The Galerie du travail at the Paris exhibitions is always a most remarkable sight. One can appreciate in it both the variety of the small. industries which are carried on in French towns and the skill and inventing powers of the workers. And the question necessarily arises: Must all this skill, all this intelligence, be swept away by the factory, instead of becoming a new fertile source of progress under a better organisation of production? must all this independence and inventiveness of the worker disappear before the factory levelling? and, if it must, would such a transformation be a progress, as so many economists who have only studied figures and not human beings are ready to maintain?

At any rate, it is quite certain that even if the absorption of the French petty trades by the big factories were possible — which seems extremely doubtful — the absorption would not be accomplished so soon as that. The small industry of Paris fights hard for its maintenance, and it shows its vitality by the numberless machine-tools which are continually invented by the workers for improving and cheapening the produce.
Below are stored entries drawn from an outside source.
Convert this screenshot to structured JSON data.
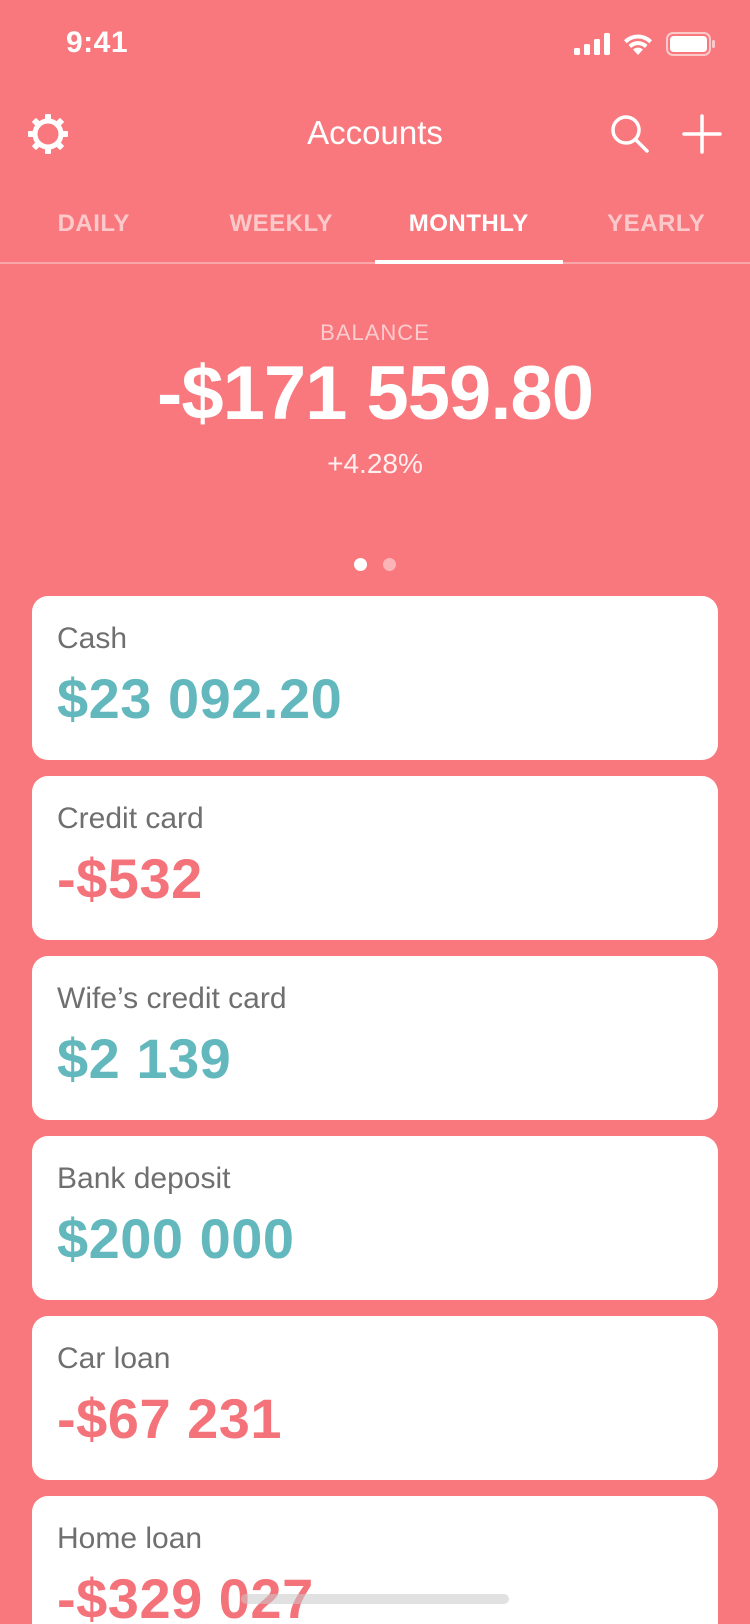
{
  "status_bar": {
    "time": "9:41"
  },
  "header": {
    "title": "Accounts"
  },
  "tabs": [
    {
      "label": "DAILY",
      "active": false
    },
    {
      "label": "WEEKLY",
      "active": false
    },
    {
      "label": "MONTHLY",
      "active": true
    },
    {
      "label": "YEARLY",
      "active": false
    }
  ],
  "balance": {
    "label": "BALANCE",
    "value": "-$171 559.80",
    "change": "+4.28%"
  },
  "pager": {
    "page_count": 2,
    "active_page": 1
  },
  "accounts": [
    {
      "name": "Cash",
      "amount": "$23 092.20",
      "sign": "positive"
    },
    {
      "name": "Credit card",
      "amount": "-$532",
      "sign": "negative"
    },
    {
      "name": "Wife’s credit card",
      "amount": "$2 139",
      "sign": "positive"
    },
    {
      "name": "Bank deposit",
      "amount": "$200 000",
      "sign": "positive"
    },
    {
      "name": "Car loan",
      "amount": "-$67 231",
      "sign": "negative"
    },
    {
      "name": "Home loan",
      "amount": "-$329 027",
      "sign": "negative"
    }
  ],
  "icons": {
    "settings": "gear-icon",
    "search": "search-icon",
    "add": "plus-icon",
    "signal": "cellular-signal-icon",
    "wifi": "wifi-icon",
    "battery": "battery-icon"
  },
  "colors": {
    "background": "#f8787d",
    "positive_amount": "#62b8bd",
    "negative_amount": "#f4737a",
    "card": "#ffffff"
  }
}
The numbers of motors which were exhibited at the last exhibitions in the Galerie du travail bear a testimony to the fact that a cheap motor, for the small industry, is one of the leading problems of the day. Motors weighing only forty-five lb., including the boiler, were exhibited in 1889 to answer that want. Small two-horsepower engines, fabricated by the engineers of the Jura (formerly watch-makers) in their small works-hops, were at that time another attempt to solve the problem to say nothing of the water, gas and. electrical motors. 168 The transmission of steam-power to 230 small workshops which was made by the Société des Immeubles industriels was another attempt in the same direction, and the increasing efforts of the French engineers for finding out the best means of transmitting and subdividing power by means of compressed air, “tole-dynamic cables,” and electricity are indicative of the endeavours of the small industry to retain its ground in the face of the competition of the factories. (See Appendix V.)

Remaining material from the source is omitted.